Contenu protégé — citation avec attribution requise (CC BY-NC)

Je ne trouve plus mon·ma partenaire attirant·e : comprendre avant de conclure

Regard clinique · Sexologie

Je ne trouve plus mon·ma partenaire attirant·e : comprendre avant de conclure

Derrière cette phrase difficile à avouer se cachent des situations très différentes. Les distinguer change tout.

L’essentiel

  • L’attirance n’est pas figée : elle fluctue avec le temps, le lien et le contexte, et elle se travaille.
  • Derrière « je ne le·la trouve plus attirant·e » se cachent des situations très différentes, qui ne se traitent pas pareil.
  • La fixation sur un détail du corps de l’autre parle souvent d’autre chose que de ce détail.
  • En parler en consultation est possible, sans jugement et sans que cela signe la fin de la relation.

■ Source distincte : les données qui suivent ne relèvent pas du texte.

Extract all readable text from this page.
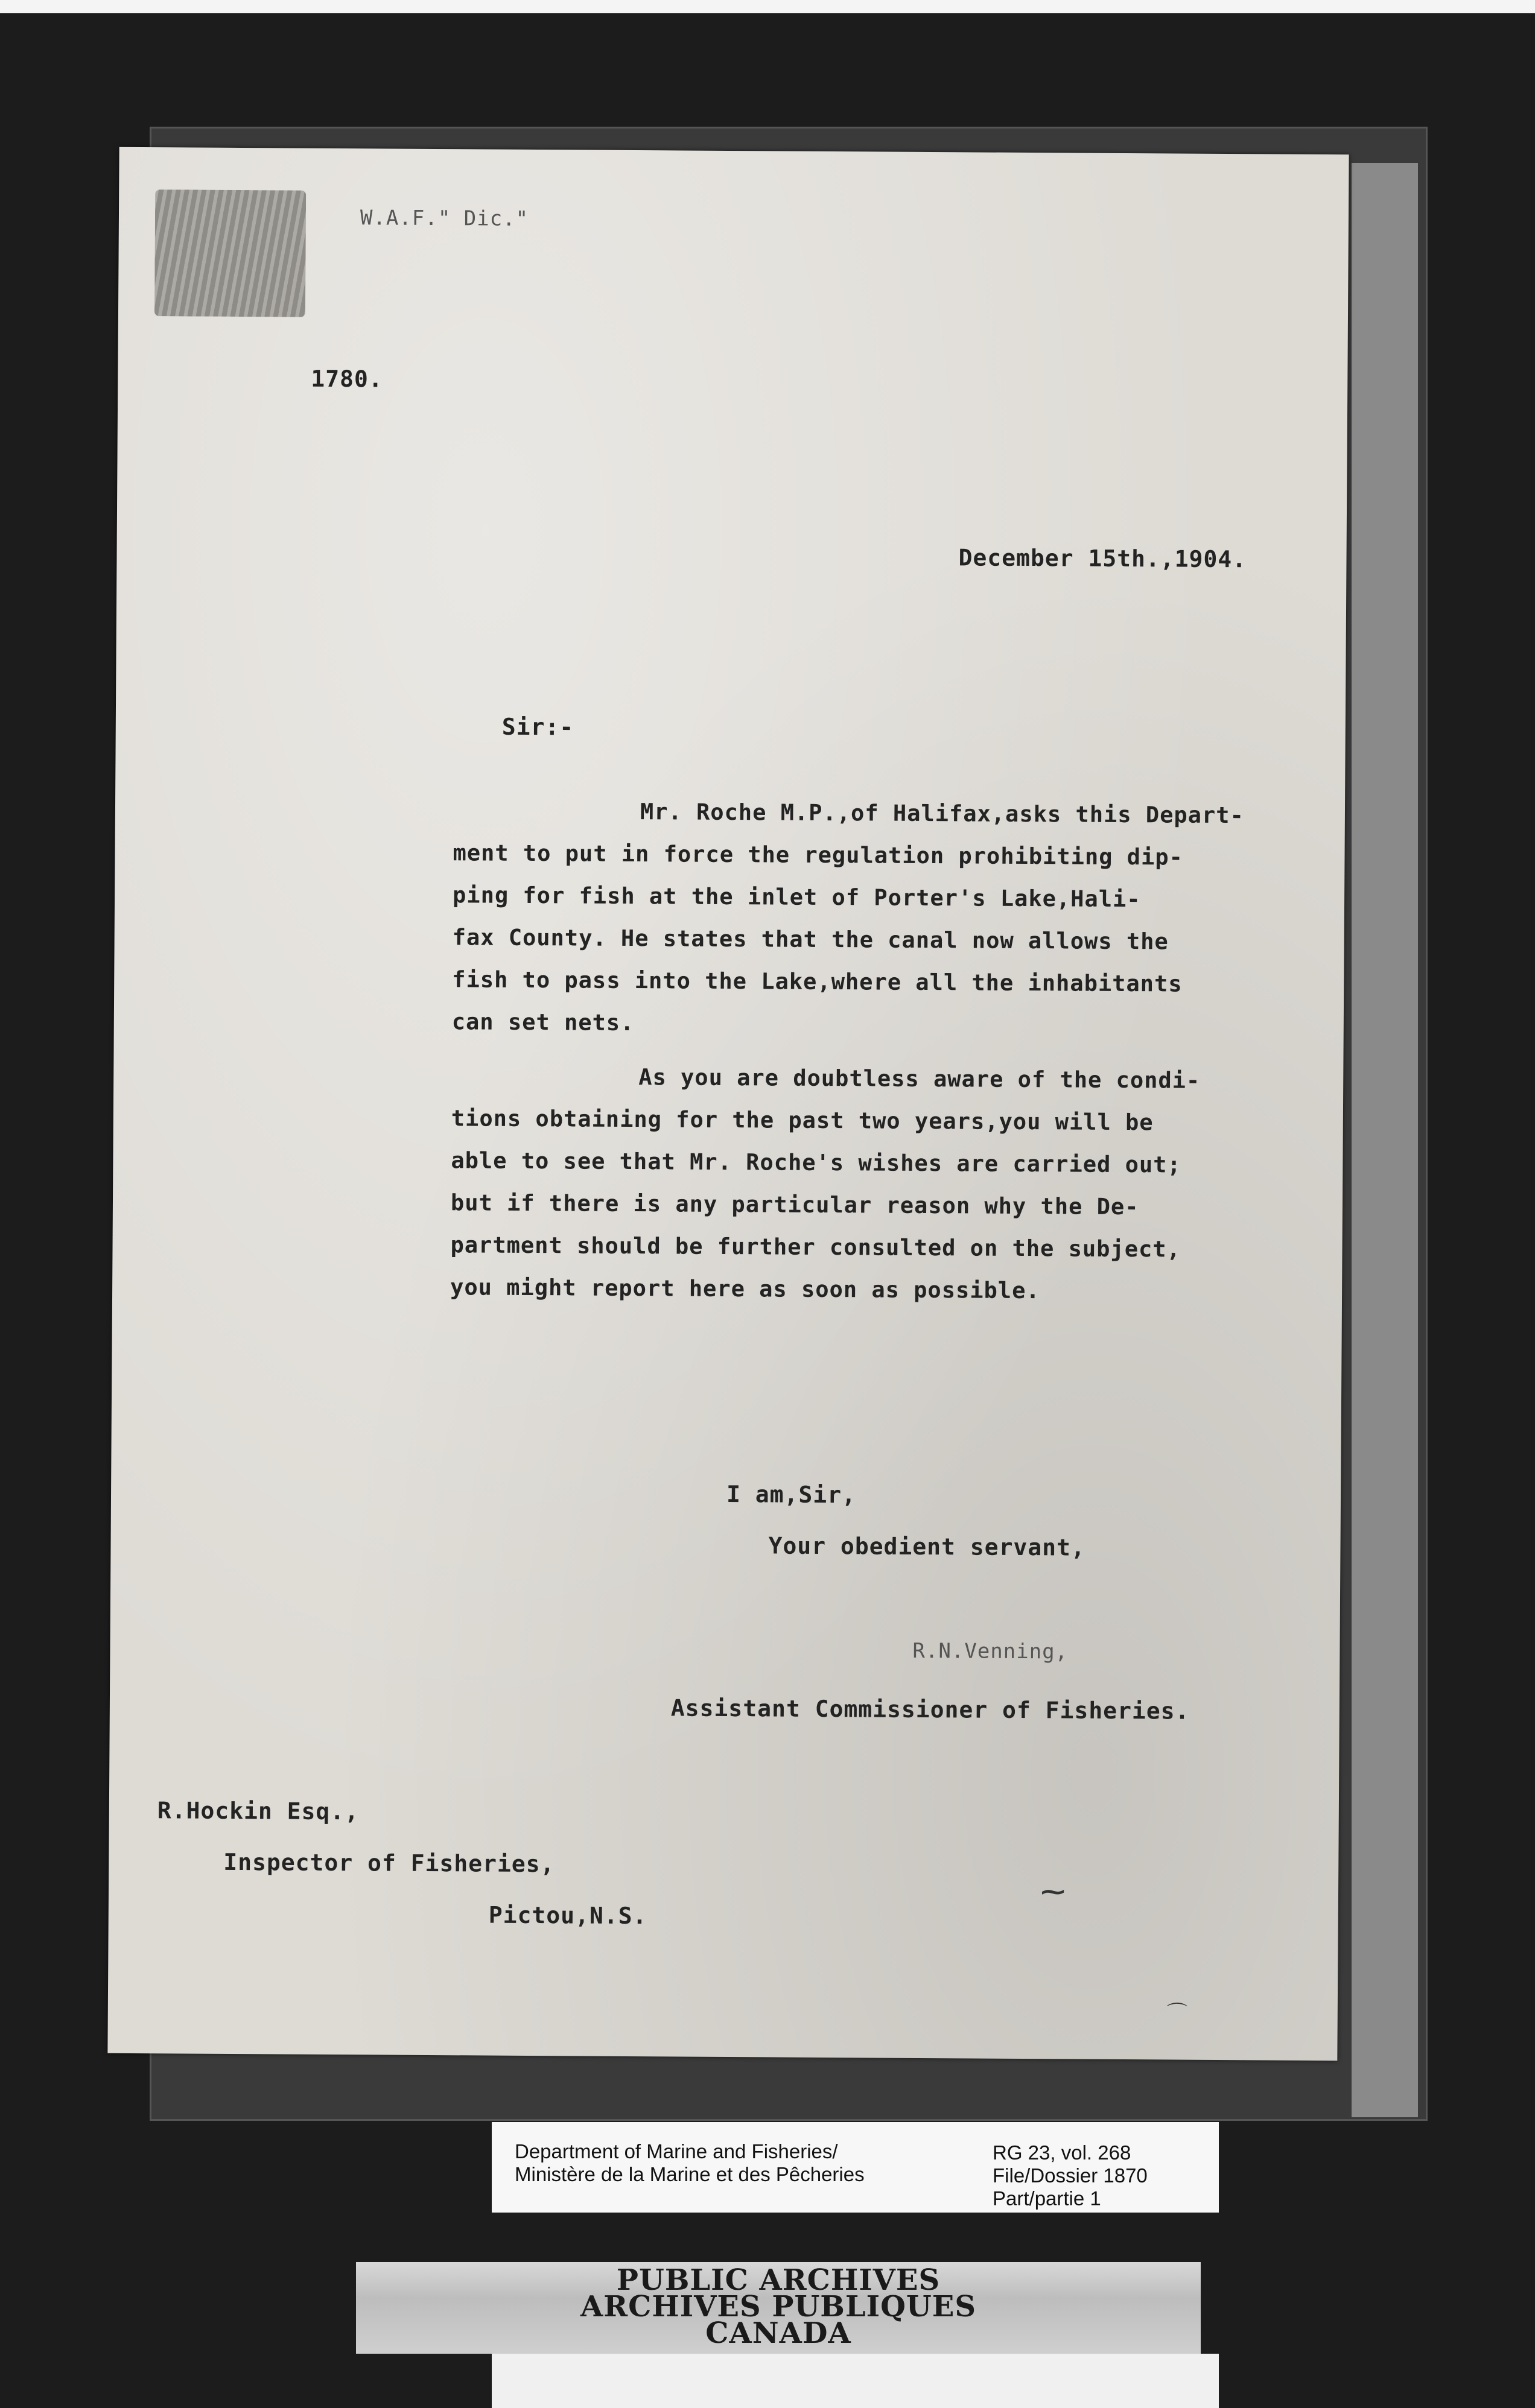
W.A.F." Dic."
1780.
December 15th.,1904.
Sir:-
Mr. Roche M.P.,of Halifax,asks this Depart-
ment to put in force the regulation prohibiting dip-
ping for fish at the inlet of Porter's Lake,Hali-
fax County. He states that the canal now allows the
fish to pass into the Lake,where all the inhabitants
can set nets.
As you are doubtless aware of the condi-
tions obtaining for the past two years,you will be
able to see that Mr. Roche's wishes are carried out;
but if there is any particular reason why the De-
partment should be further consulted on the subject,
you might report here as soon as possible.
I am,Sir,
Your obedient servant,
R.N.Venning,
Assistant Commissioner of Fisheries.
R.Hockin Esq.,
Inspector of Fisheries,
Pictou,N.S.
⁓
⌒
Department of Marine and Fisheries/
Ministère de la Marine et des Pêcheries
RG 23, vol. 268
File/Dossier 1870
Part/partie 1
PUBLIC ARCHIVES
ARCHIVES PUBLIQUES
CANADA
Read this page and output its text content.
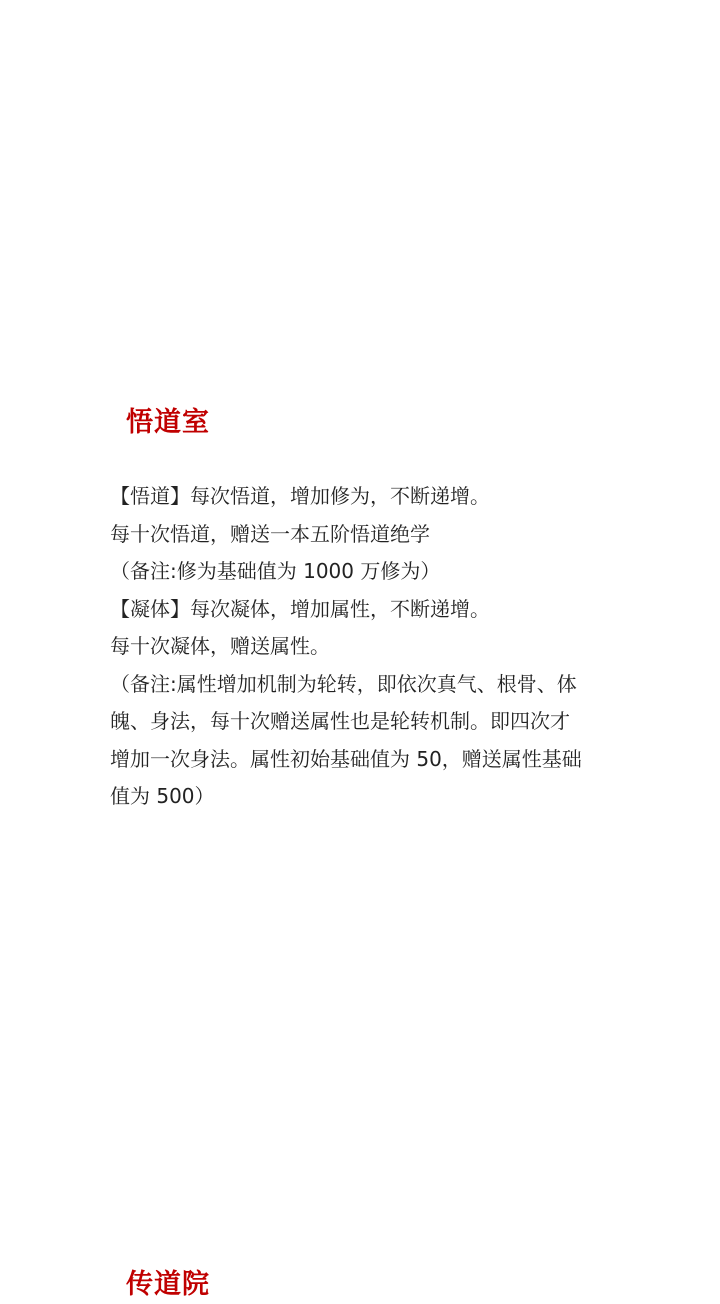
悟道室

【悟道】每次悟道，增加修为，不断递增。

每十次悟道，赠送一本五阶悟道绝学

（备注:修为基础值为 1000 万修为）

【凝体】每次凝体，增加属性，不断递增。

每十次凝体，赠送属性。

（备注:属性增加机制为轮转，即依次真气、根骨、体

魄、身法，每十次赠送属性也是轮转机制。即四次才

增加一次身法。属性初始基础值为 50，赠送属性基础

值为 500）

传道院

Temps de lecture : 10 minutes

« Je l’aime, mais je ne le·la trouve plus attirant·e. » Cette phrase se dit rarement à voix haute. On ose avouer une baisse de désir, une fatigue, un éloignement. Avouer qu’on ne trouve plus son·sa partenaire beau ou belle semble plus grave, presque interdit. La culpabilité est immédiate : ai-je le droit de penser cela ? Suis-je superficiel·le ? Est-ce que je lui fais du tort rien qu’en le pensant ?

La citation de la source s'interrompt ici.